Sabourad dextrose agar plates: A homogeneous mixture of glucose-pepton-agar (40:10:15) was sterilized by autoclaving at 121 °C for 20 min. The sterilized solution (25 mL) was poured into each sterilized Petri dish in laminar flow and left for 20 min to form the solidified sabourad dextrose agar plate. These plates were inverted and kept at 30 °C in an incubator to remove the moisture and to check for any contamination.

Antifungal assay: A fungal strain was grown in 5 mL sabourad dextrose broth (glucose:peptone; 40:10) for 3–4 days to achieve 105 CFU/mL cells. The fungal culture (0.1 mL) was spread out uniformly on the sabourad dextrose agar plates by sterilized triangular folded glass rod. Plates were left for 5–10 min so that the culture was properly adsorbed on the surface of sabourad dextrose agar plates.

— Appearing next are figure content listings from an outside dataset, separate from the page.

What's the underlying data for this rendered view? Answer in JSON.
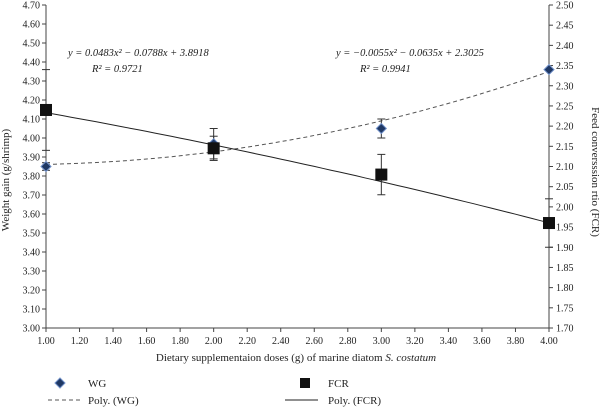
{
  "chart_data": {
    "type": "scatter",
    "xlabel": "Dietary supplementaion doses (g) of marine diatom",
    "xlabel_italic": "S. costatum",
    "ylabel_left": "Weight gain (g/shrimp)",
    "ylabel_right": "Feed conversssion rtio (FCR)",
    "xlim": [
      1.0,
      4.0
    ],
    "ylim_left": [
      3.0,
      4.7
    ],
    "ylim_right": [
      1.7,
      2.5
    ],
    "x_ticks": [
      "1.00",
      "1.20",
      "1.40",
      "1.60",
      "1.80",
      "2.00",
      "2.20",
      "2.40",
      "2.60",
      "2.80",
      "3.00",
      "3.20",
      "3.40",
      "3.60",
      "3.80",
      "4.00"
    ],
    "y_left_ticks": [
      "3.00",
      "3.10",
      "3.20",
      "3.30",
      "3.40",
      "3.50",
      "3.60",
      "3.70",
      "3.80",
      "3.90",
      "4.00",
      "4.10",
      "4.20",
      "4.30",
      "4.40",
      "4.50",
      "4.60",
      "4.70"
    ],
    "y_right_ticks": [
      "1.70",
      "1.75",
      "1.80",
      "1.85",
      "1.90",
      "1.95",
      "2.00",
      "2.05",
      "2.10",
      "2.15",
      "2.20",
      "2.25",
      "2.30",
      "2.35",
      "2.40",
      "2.45",
      "2.50"
    ],
    "grid": false,
    "legend_position": "bottom",
    "series": [
      {
        "name": "WG",
        "axis": "left",
        "marker": "diamond",
        "color": "#1f3864",
        "x": [
          1.0,
          2.0,
          3.0,
          4.0
        ],
        "y": [
          3.85,
          3.97,
          4.05,
          4.36
        ],
        "err": [
          0.02,
          0.08,
          0.05,
          0.0
        ],
        "fit": {
          "name": "Poly. (WG)",
          "style": "dashed",
          "coeffs": [
            0.0483,
            -0.0788,
            3.8918
          ],
          "equation_lines": [
            "y = 0.0483x² − 0.0788x + 3.8918",
            "R² = 0.9721"
          ]
        }
      },
      {
        "name": "FCR",
        "axis": "right",
        "marker": "square",
        "color": "#111111",
        "x": [
          1.0,
          2.0,
          3.0,
          4.0
        ],
        "y": [
          2.24,
          2.145,
          2.08,
          1.96
        ],
        "err": [
          0.1,
          0.03,
          0.05,
          0.06
        ],
        "fit": {
          "name": "Poly. (FCR)",
          "style": "solid",
          "coeffs": [
            -0.0055,
            -0.0635,
            2.3025
          ],
          "equation_lines": [
            "y = −0.0055x² − 0.0635x + 2.3025",
            "R² = 0.9941"
          ]
        }
      }
    ]
  }
}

Small wells (4 mm × 2 mm) were cut into the plates with the help of a well cutter and the bottom of the wells were sealed with 0.8% soft agar to prevent the flow of test sample at the bottom of the well. One hundred microliters of the tested samples (10 mg/mL) were loaded into the wells of the plates. All compounds were prepared in DMSO, and DMSO was loaded as control. The plates were examined for the formation of zone of inhibition. Each inhibition zone was performed three times for each fungus. Clotrimazole and itraconazole were used as antifungal standard drugs.

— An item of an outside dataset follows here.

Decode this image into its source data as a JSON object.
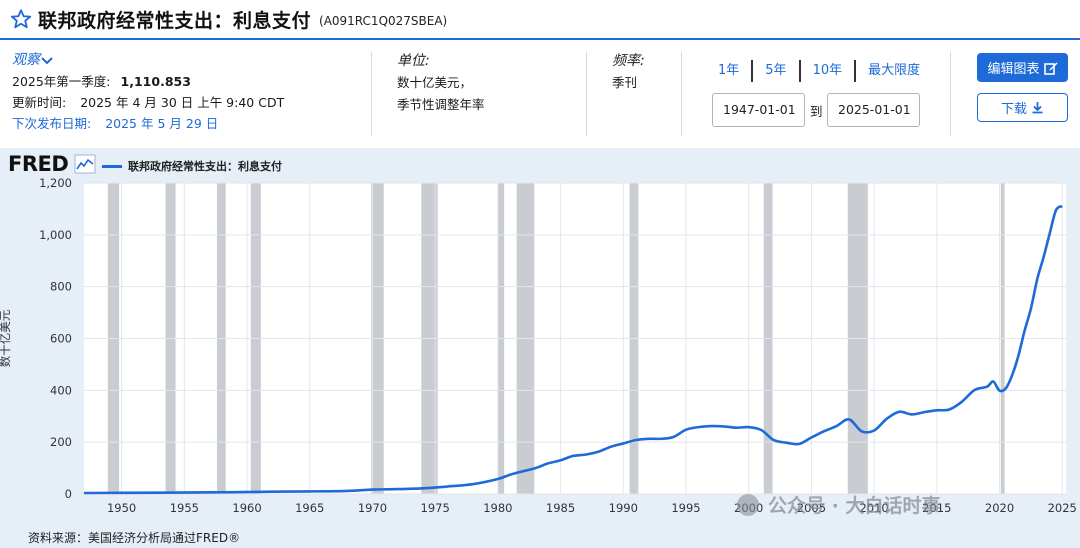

To determine the minimum inhibition concentration (MIC) of tested samples, the agar plate method was used; two-fold serial dilutions of each sample were added to nutrient broth for bacteria (beef extract 5 g, peptone 10 g added to 1000 mL distilled water, pH 7.0) and to sabourad dextrose broth for fungi, DMSO was used as the control. Then they were heated in an autoclave at 121 °C for 25 min. The culture of each organism was diluted by sterile distilled water to 105–106 CFU/mL, a loop of each suspension was inoculation, the plates were incubated at 37 °C for 24 h for bacteria, and at 30 °C for 3–4 days for fungi. The colonies were counted and the MIC values were obtained. The MIC was considered to be the lowest concentration that completely inhibits against inoculums compared with the control, disregarding a single colony or a faint haze caused by the inoculums [36].

4. Conclusions

Four novel hydrogels based on chitosan were successfully prepared via a cross-linking reaction between chitosan and various amounts of oxalyl bis 4-(2,5-dioxo-2H-pyrrol-1(5H)-yl)benzamide. Their structures have been confirmed using FTIR spectra, SEM and X-ray diffraction. All the hydrogels, compared with chitosan, have a higher antimicrobial activity as judged by their higher inhibition zone diameters and their lower MIC values. The results show that the hydrogels have a stronger activity against Gram-positive bacteria than against Gram-negative bacteria. These hydrogels also show a significant inhibitory effect on the fungi. The hydrogel of the lowest degree of cross-linking has a noticeably higher antibacterial and antifungal activity than those of the other hydrogels. Thus, it can be concluded that these hydrogels have an interesting usage as antimicrobial substances.